The researchers found no evidence of a UV treatment effect on any biomass metrics. There were also no statistically significant effects seen in inflorescence cannabinoid concentrations. While sugar leaves (small leaves associated with inflorescences) did display 30% higher THC concentrations in the plants that received UVA+UVB treatment, total THC levels were still unaffected in foliar tissue.
“While we did not quantify trichomes, we noted that there appeared to be higher trichome density on the sugar leaves in the UVA + UVB vs. the UVA and control treatments, particularly in areas proximate to the petioles,” the researchers wrote.
“This observed increase in trichome density may explain the ≈30% higher foliar THC content [...] However, since foliar cannabinoid content was much lower than inflorescence tissues due to lower trichome density, these tissues are of relatively low value in commercial indoor cannabis production and are often discarded.”
Is high intensity lighting economically viable?
The findings of this study suggest that while UV radiation may not increase THC content in any way that is of commercial interest, higher light intensity can near-linearly increase inflorescence dry yield. According to other recent research, this linear increase may even continue up to 1800 μmol m−2 s−1.
Now for the elephant in the room: price. Higher light intensity naturally necessitates higher electricity costs, and so the added value precipitated by having higher yields needs to be enough to mitigate these increased energy costs.
According to the study authors, based on the current wholesale price for dried inflorescence ($4 CAD/gram), the added electricity cost for increasing lighting intensity “comprises only ~1% of the total price” and so may be financially viable. Of course, individual circumstances, such as the need to buy additional lighting infrastructure, may affect this calculation.
Optimizing indoor cannabis grow lighting
While some regions can make extensive use of outdoor farming, weather and local climate can force others to strongly rely on artificial lighting systems in order to produce a healthy crop.
“If you’re at a more southern latitude, and you have the option of growing in a field with a lot of sunlight, that's going to be a good option,” David Hawley, head of research and development at the horticultural lighting company Fluence, told Analytical Cannabis in 2019.“[But] if you’re a little bit more northern, up into Canada or in the Netherlands where it’s dark, you’re going to be supplementing quite a lot of light.”
More experimental studies, such as the one recently published in Frontiers in Plant Science, will help cultivators to determine the optimal conditions for cannabis and hemp farming in the future.
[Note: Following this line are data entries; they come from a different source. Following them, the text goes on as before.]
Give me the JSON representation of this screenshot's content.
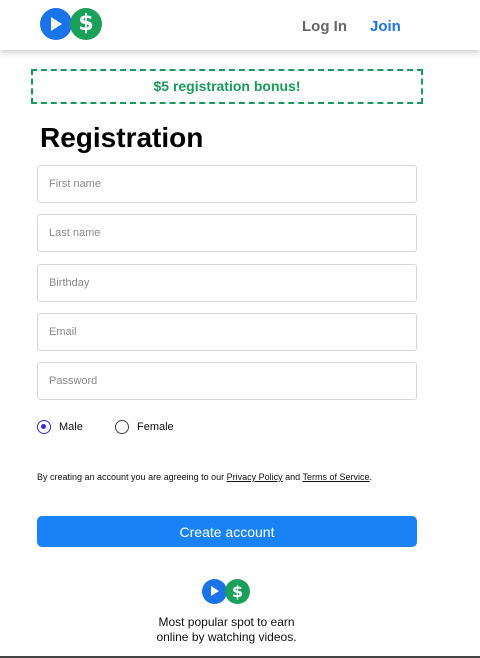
{
  "header": {
    "logo_play_icon": "play-icon",
    "logo_dollar_symbol": "$",
    "login_label": "Log In",
    "join_label": "Join"
  },
  "bonus_banner": "$5 registration bonus!",
  "form": {
    "title": "Registration",
    "first_name_placeholder": "First name",
    "last_name_placeholder": "Last name",
    "birthday_placeholder": "Birthday",
    "email_placeholder": "Email",
    "password_placeholder": "Password",
    "gender_options": [
      "Male",
      "Female"
    ],
    "gender_selected": "Male",
    "terms_prefix": "By creating an account you are agreeing to our ",
    "privacy_link": "Privacy Policy",
    "terms_and": " and ",
    "terms_link": "Terms of Service",
    "terms_suffix": ".",
    "submit_label": "Create account"
  },
  "footer": {
    "logo_dollar_symbol": "$",
    "tagline_line1": "Most popular spot to earn",
    "tagline_line2": "online by watching videos."
  },
  "colors": {
    "brand_blue": "#1a73e8",
    "brand_green": "#1aa05a",
    "button_blue": "#1a82f7",
    "radio_selected": "#3b2bd6"
  }
}
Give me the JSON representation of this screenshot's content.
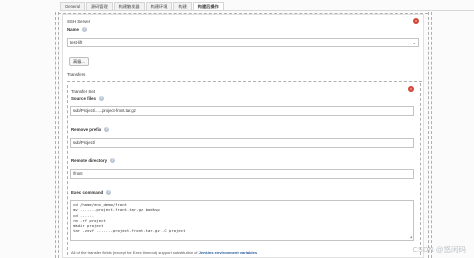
{
  "tabs": [
    {
      "label": "General",
      "active": false
    },
    {
      "label": "源码管理",
      "active": false
    },
    {
      "label": "构建触发器",
      "active": false
    },
    {
      "label": "构建环境",
      "active": false
    },
    {
      "label": "构建",
      "active": false
    },
    {
      "label": "构建后操作",
      "active": true
    }
  ],
  "ssh_server": {
    "section_title": "SSH Server",
    "name_label": "Name",
    "name_value": "test-lift",
    "advanced_button": "高级..."
  },
  "transfers": {
    "section_title": "Transfers",
    "transfer_set_title": "Transfer Set",
    "source_files_label": "Source files",
    "source_files_value": "sub/Project/......project-front.tar.gz",
    "remove_prefix_label": "Remove prefix",
    "remove_prefix_value": "sub/Project/",
    "remote_directory_label": "Remote directory",
    "remote_directory_value": "/front",
    "exec_command_label": "Exec command",
    "exec_command_lines": [
      "cd  /home/env_demo/front",
      "mv ......-project-front.tar.gz bodksp",
      "cd ......",
      "rm -rf project",
      "mkdir project",
      "tar -zxvf ......-project-front.tar.gz -C project"
    ],
    "note_text": "All of the transfer fields (except for Exec timeout) support substitution of",
    "note_link": "Jenkins environment variables"
  },
  "watermark": "CSDN @悠闲码"
}
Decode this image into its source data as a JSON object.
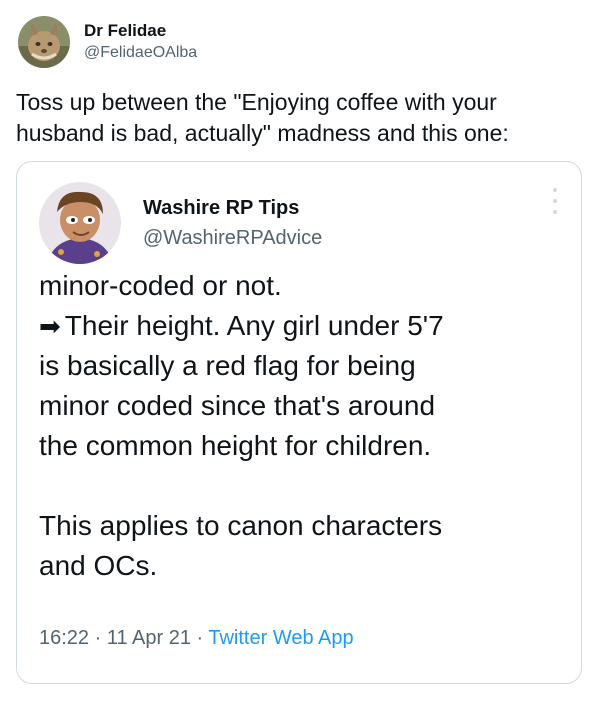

Outside of light spectrum, there are two more factors that cannabis growers may wish to consider when setting up a new grow operation: facility layout and cost and efficiency.
For example, with vertical farming operations increasing in popularity, growers may consider a multi-level lighting system that enables plants to be grown in a tiered layout. In terms of costs, high-intensity discharge (HID) lights tend to be cheaper than LEDs. But it is also important to consider the total running costs of such lighting systems, as Brendan Delaney, director of cultivation at Solar Cannabis Co., previously told Analytical Cannabis.
“Plain and simple, LEDs are extremely energy efficient,” Delaney said. “When talking about efficiencies, it’s not just about the light itself but more in terms of environmental variables.”
“LEDs throw off considerably less heat than other lights, such as HPS [high-pressure sodium]. This has a dramatic impact on cutting cooling costs, making it more efficient all the way around.”